Simon was an unparalleled success in theater and film. He wrote more than thirty plays and musicals that opened on Broadway over four decades. Sometimes multiple Simon plays ran on Broadway simultaneously.

Among his hits were “The Goodbye Girl,” “Barefoot in the Park,” “The Odd Couple,” “Sweet Charity,” “The Star Spangled Girl,” “The Sunshine Boys,” “Biloxi Blues,” “Broadway Bound” and “Lost in Yonkers.”

Born Marvin Neil Simon in the Bronx, New York, he studied at NYU and the University of Denver while serving in the U.S. Army Air Force Reserve during World War II. He began writing scripts for radio and television shows with his older brother Danny. They soon joined Mel Brooks, Carl Reiner and Larry Gelbart on Sid Caesar’s iconic TV series, “Your Show of Shows.”

Simon made his playwriting debut in 1961 with “Come Blow Your Horn” and concluded 50 years later with “45 Seconds From Broadway.”

Simon also wrote more than 25 feature films — both adaptations of his plays and original screenplays. In 1979, he received a Lifetime Achievement Laurel Award from the Writers Guild of America.

In addition to his Pulitzer, he earned four Academy Award nominations, four Emmy nominations and 17 Tony nominations.

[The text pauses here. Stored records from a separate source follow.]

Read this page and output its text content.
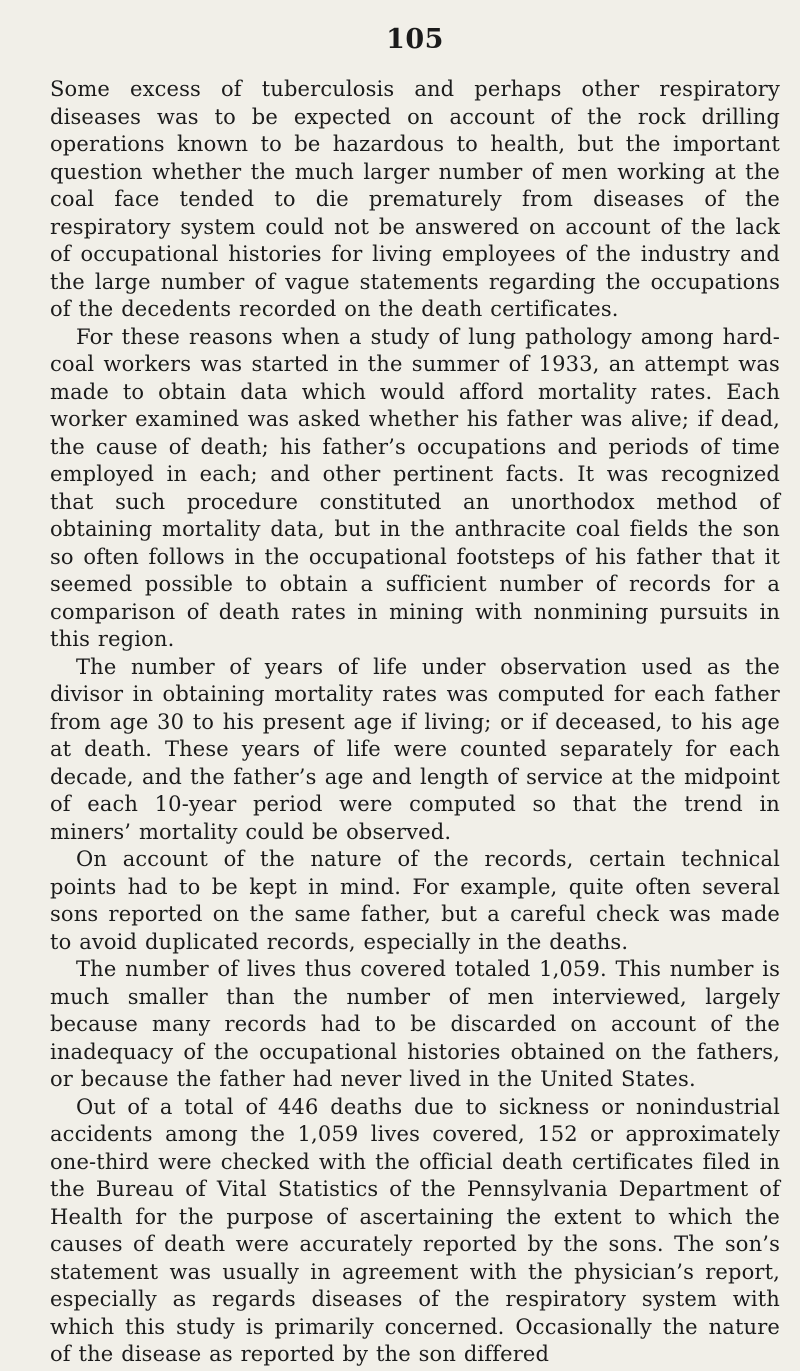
105

Some excess of tuberculosis and perhaps other respiratory diseases was to be expected on account of the rock drilling operations known to be hazardous to health, but the important question whether the much larger number of men working at the coal face tended to die prematurely from diseases of the respiratory system could not be answered on account of the lack of occupational histories for living employees of the industry and the large number of vague statements regarding the occupations of the decedents recorded on the death certificates.

For these reasons when a study of lung pathology among hard-coal workers was started in the summer of 1933, an attempt was made to obtain data which would afford mortality rates. Each worker examined was asked whether his father was alive; if dead, the cause of death; his father’s occupations and periods of time employed in each; and other pertinent facts. It was recognized that such procedure constituted an unorthodox method of obtaining mortality data, but in the anthracite coal fields the son so often follows in the occupational footsteps of his father that it seemed possible to obtain a sufficient number of records for a comparison of death rates in mining with nonmining pursuits in this region.

The number of years of life under observation used as the divisor in obtaining mortality rates was computed for each father from age 30 to his present age if living; or if deceased, to his age at death. These years of life were counted separately for each decade, and the father’s age and length of service at the midpoint of each 10-year period were computed so that the trend in miners’ mortality could be observed.

On account of the nature of the records, certain technical points had to be kept in mind. For example, quite often several sons reported on the same father, but a careful check was made to avoid duplicated records, especially in the deaths.

The number of lives thus covered totaled 1,059. This number is much smaller than the number of men interviewed, largely because many records had to be discarded on account of the inadequacy of the occupational histories obtained on the fathers, or because the father had never lived in the United States.

Out of a total of 446 deaths due to sickness or nonindustrial accidents among the 1,059 lives covered, 152 or approximately one-third were checked with the official death certificates filed in the Bureau of Vital Statistics of the Pennsylvania Department of Health for the purpose of ascertaining the extent to which the causes of death were accurately reported by the sons. The son’s statement was usually in agreement with the physician’s report, especially as regards diseases of the respiratory system with which this study is primarily concerned. Occasionally the nature of the disease as reported by the son differed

He won three Tonys, plus a Special Tony Award for his extraordinary contributions to the American Theatre.

He also received four Writers Guild of America Awards, an American Comedy Awards Lifetime Achievement honor, the Mark Twain Prize for American Humor, and the Eugene O’Neill Theater Center’s Monte Cristo Award.

He had honorary degrees from Williams College and Hofstra University, and was a Kennedy Center Honoree in 1995.

Simon wrote two volumes of memoirs, “Rewrites” (1996), and “The Play Goes On” (1999). They were republished in one volume in 2016 as “Neil Simon’s Memoirs.”